In 1472, he became ambassador of the King of Naples in Barcelona. He acted as mediator between the King and Leonardo Alagon, who had started a rebellion in Sardinia, which led to a treaty on 12 July 1473 which confirmed Leonardo Alagon as Marquis of Oristano.

In 1480 he controlled the expedition where the young Bernat de Vilamarí conquered the port of Otranto from the Turks. In 1481 he again faced the Turks near the island of Sazan, opposite the city of Vlorë, on the current Albanian coast. On 4 November 1484, he signed an agreement with the Republic of Florence to fight the Genoese, which led to several military confrontations.

In 1484-86, he was Captain-general of the navy of King Ferdinand II of Catalonia-Aragon and participated in the Malaga campaign. In 1494 he had a pier built in Palamós.

In 1497, after French privateer ships attacked Venetian, Genoese and Catalan ships from Marseille , the councilors of Barcelona requested the King to have the royal squadron of Galceran de Requesens attack them. He actively intervened to recover the city of Naples from the hands of the French in the Italian Wars of 1499–1504, and transported the army of Gonzalo Fernández de Córdoba to Messina in his galleys. He died the next year in Barcelona.

=== Marriage and children===
Galceran de Requesens married twice.

First to Elena del Balzo i Ursino, cousin of Queen consort of Naples Isabella del Balzo and daughter of Angilberto, Duke of Nardò. They had 2 daughters :
- Helena, married Pere Lluís d’Erill-Orcau-Anglesola;
- Joana, married Pere de Cardona i Enríquez (ca)

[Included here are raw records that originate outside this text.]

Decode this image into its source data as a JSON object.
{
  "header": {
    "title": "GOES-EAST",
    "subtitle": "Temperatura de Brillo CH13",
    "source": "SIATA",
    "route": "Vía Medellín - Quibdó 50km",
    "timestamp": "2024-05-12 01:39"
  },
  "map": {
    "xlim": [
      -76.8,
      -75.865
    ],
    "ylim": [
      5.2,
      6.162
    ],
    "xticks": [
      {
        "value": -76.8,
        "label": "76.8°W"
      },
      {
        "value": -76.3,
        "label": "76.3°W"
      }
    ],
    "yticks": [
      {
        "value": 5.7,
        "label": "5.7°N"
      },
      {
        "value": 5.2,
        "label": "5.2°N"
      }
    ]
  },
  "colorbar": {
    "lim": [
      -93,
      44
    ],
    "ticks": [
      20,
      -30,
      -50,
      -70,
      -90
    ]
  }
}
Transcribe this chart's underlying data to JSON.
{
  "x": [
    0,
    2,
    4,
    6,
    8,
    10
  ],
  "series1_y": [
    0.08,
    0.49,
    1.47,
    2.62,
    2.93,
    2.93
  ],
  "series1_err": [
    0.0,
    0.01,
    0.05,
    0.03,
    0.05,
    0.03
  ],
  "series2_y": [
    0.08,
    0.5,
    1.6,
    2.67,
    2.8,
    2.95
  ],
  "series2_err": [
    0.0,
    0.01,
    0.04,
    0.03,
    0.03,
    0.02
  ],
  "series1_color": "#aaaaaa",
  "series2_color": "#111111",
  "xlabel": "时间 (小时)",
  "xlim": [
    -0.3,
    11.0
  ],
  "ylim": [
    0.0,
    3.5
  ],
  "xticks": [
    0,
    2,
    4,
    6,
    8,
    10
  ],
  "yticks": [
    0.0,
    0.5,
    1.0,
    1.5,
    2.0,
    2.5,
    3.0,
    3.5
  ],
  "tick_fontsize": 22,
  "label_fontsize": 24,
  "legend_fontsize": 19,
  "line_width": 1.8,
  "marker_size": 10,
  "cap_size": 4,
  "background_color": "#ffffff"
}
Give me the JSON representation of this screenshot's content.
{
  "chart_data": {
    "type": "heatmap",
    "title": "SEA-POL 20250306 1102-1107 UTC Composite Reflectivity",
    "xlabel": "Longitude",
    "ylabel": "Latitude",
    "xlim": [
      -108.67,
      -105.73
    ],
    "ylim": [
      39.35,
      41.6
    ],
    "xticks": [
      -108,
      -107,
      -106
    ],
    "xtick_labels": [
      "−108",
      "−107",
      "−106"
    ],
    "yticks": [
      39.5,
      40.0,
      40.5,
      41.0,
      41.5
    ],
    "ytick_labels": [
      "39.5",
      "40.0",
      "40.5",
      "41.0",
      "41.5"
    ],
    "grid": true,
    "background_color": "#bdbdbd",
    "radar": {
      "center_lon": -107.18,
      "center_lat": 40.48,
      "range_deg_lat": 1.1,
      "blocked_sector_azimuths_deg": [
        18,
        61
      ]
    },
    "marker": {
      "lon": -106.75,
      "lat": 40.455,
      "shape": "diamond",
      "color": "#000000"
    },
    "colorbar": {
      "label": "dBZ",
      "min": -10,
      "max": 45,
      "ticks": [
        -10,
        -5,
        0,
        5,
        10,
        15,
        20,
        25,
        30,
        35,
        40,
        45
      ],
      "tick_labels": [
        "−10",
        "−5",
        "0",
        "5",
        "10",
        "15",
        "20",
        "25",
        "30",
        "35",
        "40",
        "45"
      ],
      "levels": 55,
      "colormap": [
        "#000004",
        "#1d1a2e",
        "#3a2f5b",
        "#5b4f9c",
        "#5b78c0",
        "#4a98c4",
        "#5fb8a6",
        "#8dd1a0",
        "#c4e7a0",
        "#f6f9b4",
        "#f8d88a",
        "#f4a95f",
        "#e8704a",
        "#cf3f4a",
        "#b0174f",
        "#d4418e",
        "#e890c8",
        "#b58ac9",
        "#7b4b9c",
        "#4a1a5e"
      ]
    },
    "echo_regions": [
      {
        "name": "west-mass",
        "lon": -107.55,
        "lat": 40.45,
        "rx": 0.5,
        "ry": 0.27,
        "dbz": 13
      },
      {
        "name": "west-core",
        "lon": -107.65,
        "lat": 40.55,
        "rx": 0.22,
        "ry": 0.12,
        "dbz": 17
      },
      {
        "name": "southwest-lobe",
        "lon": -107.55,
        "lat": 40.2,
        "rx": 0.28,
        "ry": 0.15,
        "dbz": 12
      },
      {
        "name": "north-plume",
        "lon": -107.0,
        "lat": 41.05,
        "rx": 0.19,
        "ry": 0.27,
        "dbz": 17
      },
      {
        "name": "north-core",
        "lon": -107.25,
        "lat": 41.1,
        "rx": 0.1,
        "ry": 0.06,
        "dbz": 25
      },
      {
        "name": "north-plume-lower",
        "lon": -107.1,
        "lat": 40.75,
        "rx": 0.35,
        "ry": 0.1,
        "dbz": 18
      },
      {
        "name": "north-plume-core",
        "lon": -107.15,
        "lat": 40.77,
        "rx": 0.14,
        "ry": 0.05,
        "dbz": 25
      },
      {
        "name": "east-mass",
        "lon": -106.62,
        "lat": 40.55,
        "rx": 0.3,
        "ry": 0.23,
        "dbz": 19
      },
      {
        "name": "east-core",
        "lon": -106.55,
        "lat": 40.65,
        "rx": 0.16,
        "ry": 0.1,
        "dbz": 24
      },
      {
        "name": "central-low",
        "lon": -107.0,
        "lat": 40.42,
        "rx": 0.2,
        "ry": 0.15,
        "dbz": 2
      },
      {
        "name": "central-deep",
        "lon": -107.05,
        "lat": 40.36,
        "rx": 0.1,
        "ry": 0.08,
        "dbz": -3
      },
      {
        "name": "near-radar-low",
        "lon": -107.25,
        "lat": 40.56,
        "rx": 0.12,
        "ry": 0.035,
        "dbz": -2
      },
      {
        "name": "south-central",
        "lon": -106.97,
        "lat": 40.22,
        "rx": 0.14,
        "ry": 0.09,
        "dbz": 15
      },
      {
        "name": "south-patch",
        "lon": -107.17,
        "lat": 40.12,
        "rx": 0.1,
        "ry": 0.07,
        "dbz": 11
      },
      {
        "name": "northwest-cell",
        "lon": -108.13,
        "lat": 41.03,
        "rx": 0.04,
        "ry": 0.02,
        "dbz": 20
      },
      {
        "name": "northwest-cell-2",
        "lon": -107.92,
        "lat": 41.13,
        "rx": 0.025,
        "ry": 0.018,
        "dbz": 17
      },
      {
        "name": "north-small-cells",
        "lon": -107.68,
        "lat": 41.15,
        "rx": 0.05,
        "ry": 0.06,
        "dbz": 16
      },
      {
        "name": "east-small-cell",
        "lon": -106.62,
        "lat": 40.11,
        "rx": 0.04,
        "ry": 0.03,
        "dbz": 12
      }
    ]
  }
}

From his second marriage to Beatriz Enríquez, he had three daughters:
- Isabel de Requesens i Enríquez who succeeded her father in all his titles
- Joana de Requesens i Enríquez, married Pietro Antonio Sanseverino, prínce of Bisignano (it), and Petraccone Caracciolo Pisquizi, Duke of Martina
- Maria de Requesens i Enríquez who married Antonio Folc de Cardona y Enriquez, Viscount of Cardona.